Appointed Person design appeal: Erol v Javaid
The first ever registered designs Appointed Person decision has been handed down. This was made possible by the Intellectual Property Act 2014 which allows for appeals to the Appointed Person in UK design cases.
The case involved designs owned by Erol for clothing bearing a stylised Union Jack. Javaid had sought to invalidate the designs arguing that they lacked novelty or individual character.
The Appointed Person, Martin Howe QC, agreed that the designs lacked individual character compared to available prior art and as such were invalid.
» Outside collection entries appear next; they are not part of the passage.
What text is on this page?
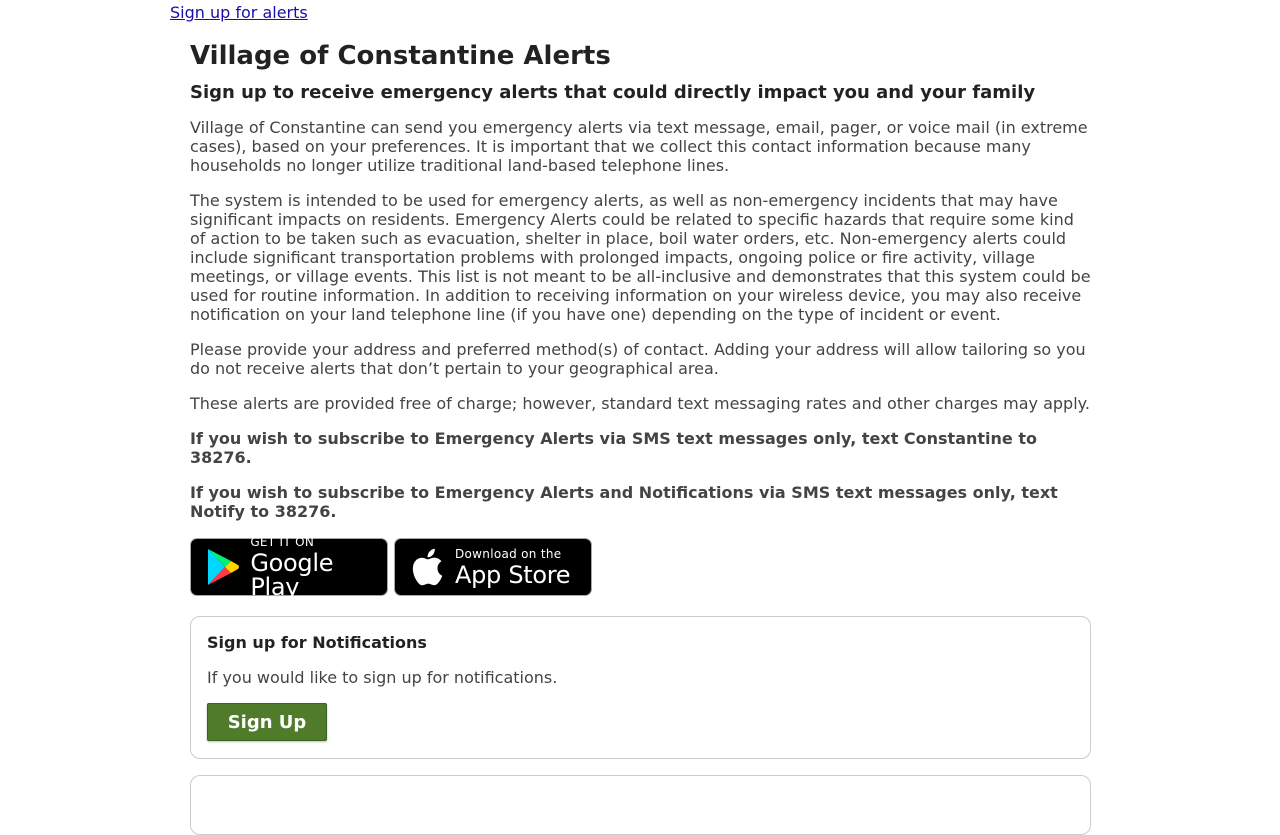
Sign up for alerts
Village of Constantine Alerts
Sign up to receive emergency alerts that could directly impact you and your family

Village of Constantine can send you emergency alerts via text message, email, pager, or voice mail (in extreme cases), based on your preferences. It is important that we collect this contact information because many households no longer utilize traditional land-based telephone lines.

The system is intended to be used for emergency alerts, as well as non-emergency incidents that may have significant impacts on residents. Emergency Alerts could be related to specific hazards that require some kind of action to be taken such as evacuation, shelter in place, boil water orders, etc. Non-emergency alerts could include significant transportation problems with prolonged impacts, ongoing police or fire activity, village meetings, or village events. This list is not meant to be all-inclusive and demonstrates that this system could be used for routine information. In addition to receiving information on your wireless device, you may also receive notification on your land telephone line (if you have one) depending on the type of incident or event.

Please provide your address and preferred method(s) of contact. Adding your address will allow tailoring so you do not receive alerts that don’t pertain to your geographical area.

These alerts are provided free of charge; however, standard text messaging rates and other charges may apply.

If you wish to subscribe to Emergency Alerts via SMS text messages only, text Constantine to 38276.

If you wish to subscribe to Emergency Alerts and Notifications via SMS text messages only, text Notify to 38276.

GET IT ON
Google Play
Download on the
App Store
Sign up for Notifications

If you would like to sign up for notifications.

Sign Up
In doing so he refused to allow Erol to submit further evidence and the appeal was dismissed.
Appeals to the Appointed Person have long been a lower cost alternative to appeals to the High Court in trade mark cases.
This decision makes it clear that the Appointed Person could be used more frequently in design proceedings.
Howe said in his decision:
Unless there is a relevant difference between substantive designs law and trade mark law which justifies a different approach, or some other specific and concrete reason, the Appointed Persons for designs appeals will follow and apply the established practice and procedural decisions of the Appointed Persons in trade mark appeals.
Appeals to the Appointed Person cannot be appealed further and decisions are final; however, whilst the number of Appointed Person design appeals will likely be far outweighed by trade mark cases, it is now a viable option worth considering in UK registered design proceedings.